20. Annie Dodge Wauneka (1910 - 1997)
First woman elected to the Tribal Council, she became determined
to lead the fight against tuberculosis among the Navajo. She wrote
a dictionary to translate English words for modern medical techniques
into Navajo, and hosted a radio broadcast in the Navajo language
to explain how modern medicine could help in better care for pregnant
women and new babies and other family health problems.
21. Ida B. Wells-Barnett (1862 - 1931)
Ida Wells-Barnett was an African American leader, anti-lynching
crusader, journalist, lecturer and community organizer who fought
social injustice all her life. Wells-Barnett sued a railroad over
segregated seating, criticized segregated education and became
editor and part owner of a newspaper. The horrors of lynching
inspired her to lead a major effort to abolish the atrocity.

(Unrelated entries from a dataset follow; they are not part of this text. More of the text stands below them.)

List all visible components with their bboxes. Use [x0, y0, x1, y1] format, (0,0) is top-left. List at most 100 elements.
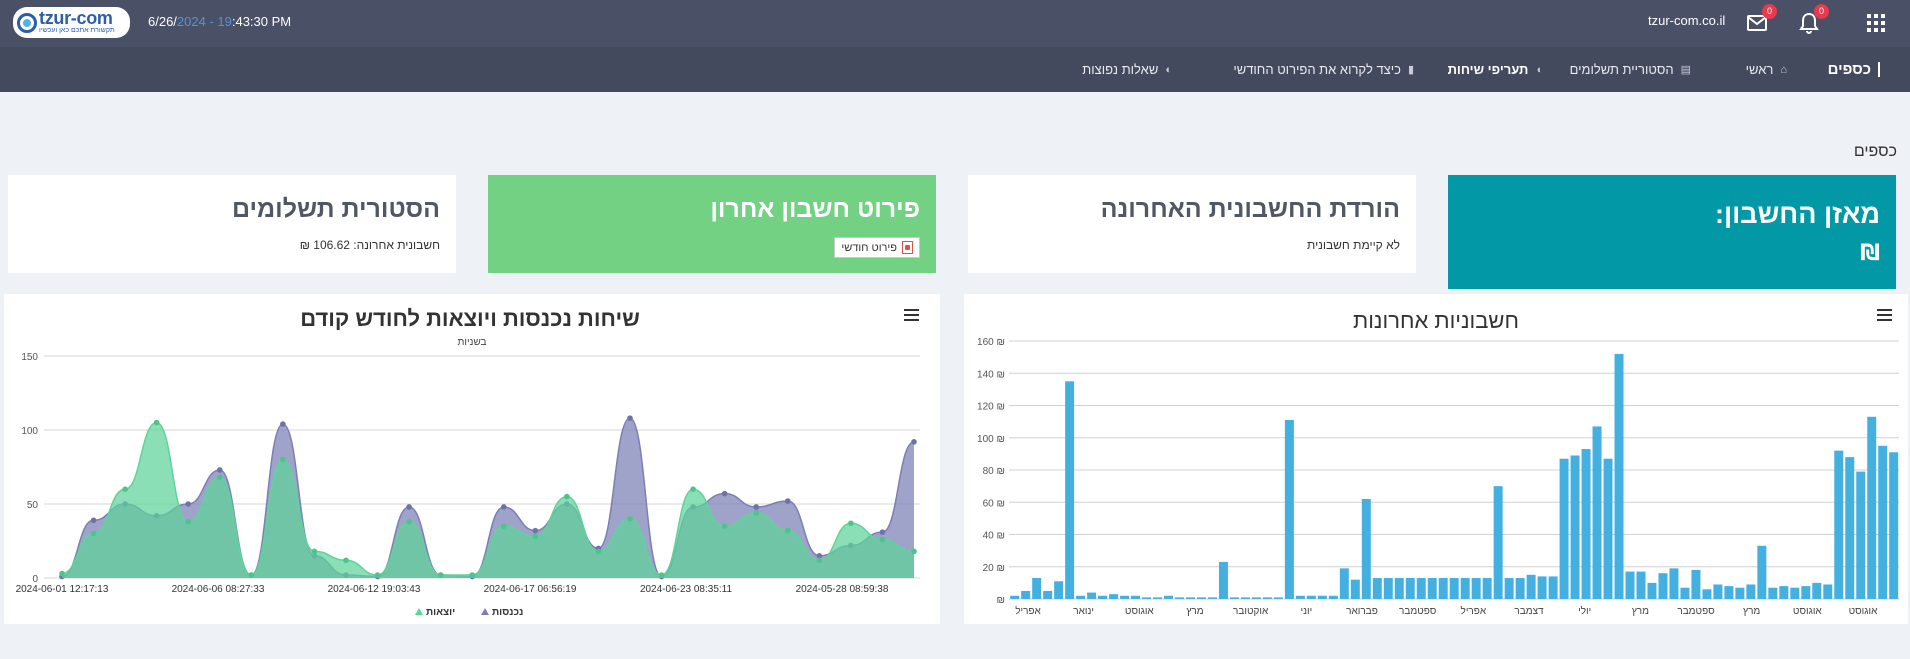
- domain-label: tzur-com.co.il: [1648, 13, 1726, 28]
- bar: [1032, 578, 1042, 599]
- bar: [1076, 595, 1086, 599]
- y-tick-label: 140 ₪: [977, 369, 1005, 380]
- chart-title: שיחות נכנסות ויוצאות לחודש קודם: [300, 306, 640, 331]
- bar: [1262, 597, 1272, 599]
- data-point: [879, 536, 886, 543]
- data-point: [437, 572, 444, 578]
- bell-badge: 0: [1814, 4, 1829, 19]
- x-tick-label: אוגוסט: [1849, 606, 1879, 617]
- logo-mark-icon: [17, 13, 37, 33]
- data-point: [690, 486, 696, 492]
- bar: [1273, 597, 1283, 599]
- balance-title: מאזן החשבון:: [1715, 199, 1880, 229]
- payment-history-card[interactable]: הסטורית תשלומים חשבונית אחרונה: 106.62 ₪: [8, 175, 456, 273]
- data-point: [216, 474, 223, 481]
- nav-item-label: הסטוריית תשלומים: [1569, 62, 1674, 77]
- x-tick-label: 2024-06-12 19:03:43: [328, 584, 421, 595]
- apps-grid-icon[interactable]: [1864, 11, 1888, 35]
- bar: [1724, 586, 1734, 599]
- series-area: [62, 422, 914, 578]
- data-point: [216, 467, 223, 473]
- bar: [1043, 590, 1053, 599]
- data-point: [627, 415, 633, 421]
- data-point: [90, 530, 97, 537]
- bar: [1570, 455, 1580, 599]
- nav-item-faq[interactable]: ◐ שאלות נפוצות: [1082, 47, 1172, 92]
- data-point: [784, 527, 791, 534]
- invoices-chart: חשבוניות אחרונות ₪ 20 ₪ 40 ₪ 60 ₪ 80 ₪ 100 ₪ 12…: [977, 308, 1899, 617]
- y-tick-label: 100 ₪: [977, 434, 1005, 445]
- chart-menu-icon[interactable]: [904, 309, 919, 322]
- data-point: [374, 572, 381, 578]
- data-point: [406, 504, 412, 510]
- bar: [1153, 597, 1163, 599]
- data-point: [816, 557, 823, 564]
- nav-item-read-monthly[interactable]: ▮ כיצד לקרוא את הפירוט החודשי: [1233, 47, 1414, 92]
- bar: [1801, 586, 1811, 599]
- y-tick-label: 120 ₪: [977, 402, 1005, 413]
- home-icon: ⌂: [1780, 63, 1787, 76]
- download-invoice-card[interactable]: הורדת החשבונית האחרונה לא קיימת חשבונית: [968, 175, 1416, 273]
- top-header: tzur-com תקשורת אתכם כאן ועכשיו 6/26/202…: [0, 0, 1910, 47]
- x-tick-label: 2024-06-23 08:35:11: [640, 584, 733, 595]
- bar: [1350, 579, 1360, 599]
- bar: [1087, 592, 1097, 599]
- bar: [1790, 587, 1800, 599]
- bar: [1021, 590, 1031, 599]
- bar: [1186, 597, 1195, 599]
- mail-icon[interactable]: 0: [1745, 4, 1777, 35]
- nav-brand[interactable]: כספים: [1828, 47, 1880, 92]
- nav-item-home[interactable]: ⌂ ראשי: [1746, 47, 1787, 92]
- bar: [1109, 594, 1119, 599]
- bar: [1625, 571, 1635, 599]
- bar: [1504, 578, 1514, 599]
- nav-item-label: תעריפי שיחות: [1447, 62, 1529, 77]
- bar: [1680, 587, 1690, 599]
- x-tick-label: אוגוסט: [1125, 606, 1155, 617]
- x-tick-label: אפריל: [1015, 605, 1041, 617]
- y-tick-label: 0: [32, 574, 38, 585]
- x-tick-label: ספטמבר: [1399, 606, 1437, 617]
- receipt-icon: ▤: [1680, 64, 1691, 76]
- bar: [1284, 420, 1294, 599]
- bar: [1218, 561, 1228, 599]
- data-point: [122, 486, 128, 492]
- data-point: [90, 517, 97, 524]
- bar: [1010, 595, 1020, 599]
- question-icon: ◐: [1165, 63, 1172, 76]
- bar: [1142, 597, 1152, 599]
- x-tick-label: אפריל: [1461, 605, 1487, 617]
- bar: [1054, 581, 1064, 599]
- y-tick-label: ₪: [997, 595, 1006, 606]
- last-bill-card: פירוט חשבון אחרון פירוט חודשי: [488, 175, 936, 273]
- data-point: [185, 518, 192, 525]
- data-point: [658, 572, 665, 578]
- calls-chart: שיחות נכנסות ויוצאות לחודש קודם בשניות 0 50…: [16, 306, 920, 618]
- x-tick-label: יוני: [1300, 606, 1312, 617]
- monthly-detail-button[interactable]: פירוט חודשי: [834, 237, 920, 258]
- bell-icon[interactable]: 0: [1797, 4, 1829, 35]
- bar: [1196, 597, 1206, 599]
- bar: [1383, 578, 1393, 599]
- bar: [1229, 597, 1239, 599]
- nav-brand-label: כספים: [1827, 61, 1871, 78]
- download-title: הורדת החשבונית האחרונה: [1100, 195, 1400, 223]
- bar: [1757, 545, 1767, 599]
- chart-title: חשבוניות אחרונות: [1353, 308, 1519, 333]
- x-tick-label: ספטמבר: [1677, 606, 1715, 617]
- nav-item-call-rates[interactable]: ◖ תעריפי שיחות: [1448, 47, 1542, 92]
- data-point: [469, 572, 476, 578]
- x-tick-label: דצמבר: [1514, 606, 1544, 617]
- logo[interactable]: tzur-com תקשורת אתכם כאן ועכשיו: [13, 7, 130, 38]
- chart-menu-icon[interactable]: [1877, 309, 1892, 322]
- mail-badge: 0: [1762, 4, 1777, 19]
- pdf-icon: [902, 241, 913, 254]
- x-tick-label: פברואר: [1346, 606, 1378, 617]
- data-point: [280, 456, 286, 463]
- bar: [1131, 595, 1141, 599]
- y-tick-label: 20 ₪: [983, 563, 1005, 574]
- nav-item-payment-history[interactable]: ▤ הסטוריית תשלומים: [1570, 47, 1691, 92]
- page-title: כספים: [1853, 143, 1897, 160]
- bar: [1603, 458, 1613, 599]
- invoices-chart-panel: חשבוניות אחרונות ₪ 20 ₪ 40 ₪ 60 ₪ 80 ₪ 100 ₪ 12…: [964, 294, 1908, 624]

22. Frances Willard (1839 - 1898)
As second president of the Women's Christian Temperance Union
(WCTU), she led the largest organization of women in the United
States. The WCTU provided a base for the 20th century women's
rights movement, supporting, in addition to women's suffrage,
broad social reforms such as equal pay for equal work, the eight-hour
day, and the protection of women and children in the workplace.

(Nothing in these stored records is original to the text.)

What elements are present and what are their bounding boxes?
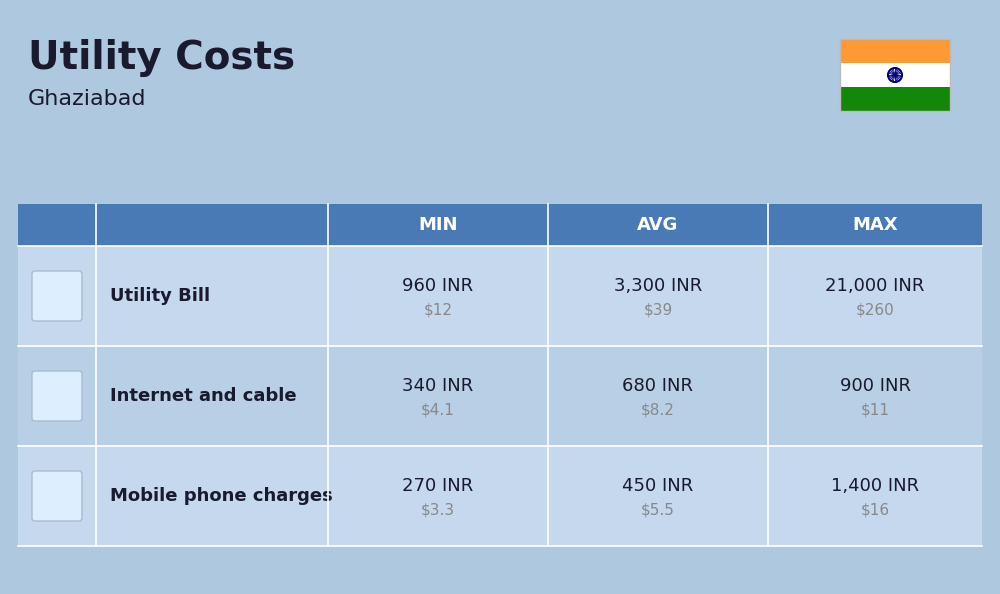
Text: 680 INR: 680 INR (622, 377, 694, 395)
Text: 900 INR: 900 INR (840, 377, 910, 395)
Text: MAX: MAX (852, 216, 898, 234)
Text: $16: $16 (860, 503, 890, 517)
Text: 3,300 INR: 3,300 INR (614, 277, 702, 295)
Bar (18, 204, 982, 246)
Text: Utility Bill: Utility Bill (110, 287, 210, 305)
Bar (840, 39, 950, 111)
Text: $260: $260 (856, 302, 894, 318)
Text: $8.2: $8.2 (641, 403, 675, 418)
Bar (18, 446, 982, 546)
Text: $4.1: $4.1 (421, 403, 455, 418)
Text: Utility Costs: Utility Costs (28, 39, 295, 77)
FancyBboxPatch shape (32, 371, 82, 421)
Text: MIN: MIN (418, 216, 458, 234)
Bar (18, 246, 982, 346)
Text: 1,400 INR: 1,400 INR (831, 477, 919, 495)
Text: 270 INR: 270 INR (402, 477, 474, 495)
Text: $39: $39 (643, 302, 673, 318)
Bar (840, 63, 950, 87)
Bar (18, 346, 982, 446)
FancyBboxPatch shape (32, 471, 82, 521)
Text: $12: $12 (424, 302, 452, 318)
Text: Ghaziabad: Ghaziabad (28, 89, 146, 109)
Text: 21,000 INR: 21,000 INR (825, 277, 925, 295)
Bar (840, 87, 950, 111)
FancyBboxPatch shape (32, 271, 82, 321)
Text: $11: $11 (860, 403, 890, 418)
Bar (840, 39, 950, 63)
Text: Internet and cable: Internet and cable (110, 387, 297, 405)
Text: $3.3: $3.3 (421, 503, 455, 517)
Text: Mobile phone charges: Mobile phone charges (110, 487, 333, 505)
Text: 450 INR: 450 INR (622, 477, 694, 495)
Text: $5.5: $5.5 (641, 503, 675, 517)
Text: AVG: AVG (637, 216, 679, 234)
Text: 960 INR: 960 INR (402, 277, 474, 295)
Text: 340 INR: 340 INR (402, 377, 474, 395)
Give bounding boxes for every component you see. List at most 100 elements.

23. Oprah Winfrey (1954 - )
Oprah Winfrey is the first African American woman to own her own
television production company. As host of the nation's most successful
talk show, Winfrey reaches more that 15 million people every day.
She is an advocate for ending child abuse, and she contributes
generously to colleges and universities.
24. Sarah Winnemucca (c. 1842 - 1891)
Sara Winnemucca was a Native American leader who dedicated her
life to returning land taken by the government back to the tribes,
especially the land of her own Paiute Tribe.
25. Fanny Wright (1795 - 1852)
Fanny Wright was the first American woman to speak out against
slavery and for the equality of women. An inspiration to Susan
B. Anthony and other women's equality advocates, Wright wrote
and spoke out publicly for equal rights for all at a time when
women were not accepted in such roles.